Concierto por teléfono
Date:
1981
Materials:
Telephone, tactile poem, audio recording (Unique work)
Dimensions:
Various
Courtesy:
Lucy + Jorge Orta
In the late seventies, alongside artists Clemente Padín in Uruguay, Damaso Orgaz in Venezuela, Edgardo Vigo and Graciela Marx in Argentina, Jorge Orta joined a network strategy for communication and distribution of ideas through Mail Art that proliferated throughout Latin America. They believed in “an art from the base upward, without artists”, which embraced a critique of society, politics and the very conservative and commercial face of the art world.

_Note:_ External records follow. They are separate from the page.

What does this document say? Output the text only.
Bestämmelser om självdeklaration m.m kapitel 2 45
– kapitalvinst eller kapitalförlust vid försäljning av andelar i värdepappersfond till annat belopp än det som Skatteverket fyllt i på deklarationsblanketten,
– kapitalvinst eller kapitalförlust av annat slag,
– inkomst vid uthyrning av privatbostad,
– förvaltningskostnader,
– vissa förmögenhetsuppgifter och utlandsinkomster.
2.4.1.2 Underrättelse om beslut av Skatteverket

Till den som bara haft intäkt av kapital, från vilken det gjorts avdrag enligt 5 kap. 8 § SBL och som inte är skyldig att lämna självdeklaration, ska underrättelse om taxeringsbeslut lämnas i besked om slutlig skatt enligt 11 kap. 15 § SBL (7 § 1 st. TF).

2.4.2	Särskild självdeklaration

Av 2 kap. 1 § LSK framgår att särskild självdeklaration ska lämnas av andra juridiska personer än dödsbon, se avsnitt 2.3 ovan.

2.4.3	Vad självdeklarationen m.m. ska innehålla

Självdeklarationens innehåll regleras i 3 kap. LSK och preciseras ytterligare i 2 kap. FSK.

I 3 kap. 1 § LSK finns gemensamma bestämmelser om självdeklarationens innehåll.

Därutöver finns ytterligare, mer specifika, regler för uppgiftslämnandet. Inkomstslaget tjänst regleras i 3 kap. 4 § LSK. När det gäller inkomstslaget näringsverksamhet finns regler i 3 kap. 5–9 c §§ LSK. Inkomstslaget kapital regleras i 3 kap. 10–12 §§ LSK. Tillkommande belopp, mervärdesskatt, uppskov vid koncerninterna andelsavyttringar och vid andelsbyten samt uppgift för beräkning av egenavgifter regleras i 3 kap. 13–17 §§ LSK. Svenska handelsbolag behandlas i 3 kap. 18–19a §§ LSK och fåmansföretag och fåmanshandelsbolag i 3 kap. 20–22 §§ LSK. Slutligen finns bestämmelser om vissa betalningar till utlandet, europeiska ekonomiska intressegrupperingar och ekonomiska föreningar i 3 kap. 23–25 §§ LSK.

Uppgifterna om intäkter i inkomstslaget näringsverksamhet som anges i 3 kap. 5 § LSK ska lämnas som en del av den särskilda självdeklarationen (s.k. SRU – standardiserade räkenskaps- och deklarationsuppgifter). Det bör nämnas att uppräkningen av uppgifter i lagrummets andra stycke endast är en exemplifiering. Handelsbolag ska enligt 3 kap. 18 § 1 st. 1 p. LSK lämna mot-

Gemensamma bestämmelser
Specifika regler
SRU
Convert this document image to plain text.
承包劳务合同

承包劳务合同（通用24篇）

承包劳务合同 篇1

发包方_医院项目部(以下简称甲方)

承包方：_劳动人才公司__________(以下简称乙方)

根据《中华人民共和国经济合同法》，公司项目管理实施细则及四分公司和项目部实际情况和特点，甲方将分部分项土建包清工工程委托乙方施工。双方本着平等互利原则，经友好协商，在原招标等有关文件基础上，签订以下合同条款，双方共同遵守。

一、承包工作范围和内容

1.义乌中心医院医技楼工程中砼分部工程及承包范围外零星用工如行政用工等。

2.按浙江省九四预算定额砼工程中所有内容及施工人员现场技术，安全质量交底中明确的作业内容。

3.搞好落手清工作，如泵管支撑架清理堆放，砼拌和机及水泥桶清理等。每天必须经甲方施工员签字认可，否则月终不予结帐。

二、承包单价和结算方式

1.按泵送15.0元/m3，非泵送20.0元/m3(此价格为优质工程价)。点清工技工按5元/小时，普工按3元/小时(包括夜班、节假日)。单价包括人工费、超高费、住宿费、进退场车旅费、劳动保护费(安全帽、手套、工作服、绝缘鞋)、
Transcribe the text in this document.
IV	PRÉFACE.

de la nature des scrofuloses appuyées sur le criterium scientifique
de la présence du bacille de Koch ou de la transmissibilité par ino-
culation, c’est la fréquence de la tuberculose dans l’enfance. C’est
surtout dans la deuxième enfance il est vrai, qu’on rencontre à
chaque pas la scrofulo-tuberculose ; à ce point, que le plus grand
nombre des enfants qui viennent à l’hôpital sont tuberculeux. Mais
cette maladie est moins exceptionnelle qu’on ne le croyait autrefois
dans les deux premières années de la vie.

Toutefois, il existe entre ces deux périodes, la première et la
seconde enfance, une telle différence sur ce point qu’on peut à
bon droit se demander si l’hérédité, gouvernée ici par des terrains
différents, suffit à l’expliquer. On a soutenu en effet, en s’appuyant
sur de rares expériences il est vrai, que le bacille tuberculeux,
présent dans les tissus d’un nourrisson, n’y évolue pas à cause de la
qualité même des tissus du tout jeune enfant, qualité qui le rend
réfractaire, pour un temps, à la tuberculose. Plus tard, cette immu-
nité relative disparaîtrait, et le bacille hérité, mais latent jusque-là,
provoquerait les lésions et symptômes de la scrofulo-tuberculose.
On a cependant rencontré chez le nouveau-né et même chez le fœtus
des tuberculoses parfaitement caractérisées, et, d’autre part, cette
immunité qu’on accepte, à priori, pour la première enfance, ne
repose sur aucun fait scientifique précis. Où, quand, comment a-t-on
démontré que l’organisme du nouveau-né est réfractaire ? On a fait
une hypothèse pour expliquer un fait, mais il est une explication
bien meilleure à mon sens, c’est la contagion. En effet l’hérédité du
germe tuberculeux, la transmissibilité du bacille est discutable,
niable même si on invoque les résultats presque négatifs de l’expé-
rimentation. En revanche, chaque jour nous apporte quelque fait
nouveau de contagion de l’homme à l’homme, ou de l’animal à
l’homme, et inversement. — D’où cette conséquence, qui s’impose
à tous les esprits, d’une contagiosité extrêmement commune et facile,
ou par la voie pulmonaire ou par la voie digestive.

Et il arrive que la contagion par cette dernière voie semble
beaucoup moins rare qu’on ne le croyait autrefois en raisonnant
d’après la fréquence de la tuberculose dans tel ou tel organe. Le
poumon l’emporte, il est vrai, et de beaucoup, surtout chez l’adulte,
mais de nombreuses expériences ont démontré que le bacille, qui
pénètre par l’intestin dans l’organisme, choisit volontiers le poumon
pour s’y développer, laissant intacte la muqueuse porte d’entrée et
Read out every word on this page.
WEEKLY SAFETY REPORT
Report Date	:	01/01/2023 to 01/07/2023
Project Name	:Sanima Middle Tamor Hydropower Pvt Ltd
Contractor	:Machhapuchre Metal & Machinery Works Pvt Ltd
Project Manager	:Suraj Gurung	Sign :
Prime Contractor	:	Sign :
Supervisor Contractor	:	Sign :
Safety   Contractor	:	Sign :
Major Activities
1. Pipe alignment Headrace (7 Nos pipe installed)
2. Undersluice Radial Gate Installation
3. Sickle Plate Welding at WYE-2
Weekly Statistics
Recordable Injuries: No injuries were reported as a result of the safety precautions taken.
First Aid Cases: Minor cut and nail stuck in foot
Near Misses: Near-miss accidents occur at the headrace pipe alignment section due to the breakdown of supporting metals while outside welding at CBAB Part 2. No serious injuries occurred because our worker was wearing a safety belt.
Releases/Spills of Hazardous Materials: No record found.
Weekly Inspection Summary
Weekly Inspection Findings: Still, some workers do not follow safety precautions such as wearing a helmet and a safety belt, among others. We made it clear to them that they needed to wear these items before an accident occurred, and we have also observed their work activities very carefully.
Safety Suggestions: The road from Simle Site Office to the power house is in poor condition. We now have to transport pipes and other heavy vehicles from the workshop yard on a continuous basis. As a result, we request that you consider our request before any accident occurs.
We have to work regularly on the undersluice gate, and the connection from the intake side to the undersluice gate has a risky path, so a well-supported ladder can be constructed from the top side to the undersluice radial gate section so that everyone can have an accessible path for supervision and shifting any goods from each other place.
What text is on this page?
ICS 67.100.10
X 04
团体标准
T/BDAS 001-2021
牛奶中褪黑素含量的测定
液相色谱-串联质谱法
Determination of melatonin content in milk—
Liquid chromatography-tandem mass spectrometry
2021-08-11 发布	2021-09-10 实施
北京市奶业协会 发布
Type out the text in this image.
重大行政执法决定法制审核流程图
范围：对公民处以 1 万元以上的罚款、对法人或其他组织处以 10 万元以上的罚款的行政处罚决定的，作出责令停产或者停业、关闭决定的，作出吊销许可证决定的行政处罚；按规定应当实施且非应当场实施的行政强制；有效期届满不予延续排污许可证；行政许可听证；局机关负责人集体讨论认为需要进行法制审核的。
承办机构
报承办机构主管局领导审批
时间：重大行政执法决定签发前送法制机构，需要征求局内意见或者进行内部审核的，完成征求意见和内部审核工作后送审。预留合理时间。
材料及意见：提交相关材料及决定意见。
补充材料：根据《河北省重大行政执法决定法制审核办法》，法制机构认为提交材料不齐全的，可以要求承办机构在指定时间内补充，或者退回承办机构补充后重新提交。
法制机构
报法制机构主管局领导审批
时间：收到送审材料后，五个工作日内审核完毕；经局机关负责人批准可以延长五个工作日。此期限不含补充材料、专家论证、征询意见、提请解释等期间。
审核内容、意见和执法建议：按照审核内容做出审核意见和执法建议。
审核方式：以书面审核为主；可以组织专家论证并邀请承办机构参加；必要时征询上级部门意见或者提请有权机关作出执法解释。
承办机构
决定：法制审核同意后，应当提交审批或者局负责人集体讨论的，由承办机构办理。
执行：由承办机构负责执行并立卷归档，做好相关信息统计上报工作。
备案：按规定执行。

Mail Art was one of the main modes of widespread distribution of visual arts in the 1970s and early 1980s, and was eagerly employed across Latin America. In the context of political repression, it served artists to create ubiquitous platforms to disseminate messages otherwise blocked by State controlled circuits such as the printed media. Orta was no exception: at that time he also conceived conceptual works encompassing Concierto por Teléfono (Telephone Concert)—a music recording distributed by arbitrarily choosing numbers from the phone book to defy social isolation and the lack of interest in culture. Often these works were made collectively, transgressing the isolation promoted by the regime and the fear of persecution.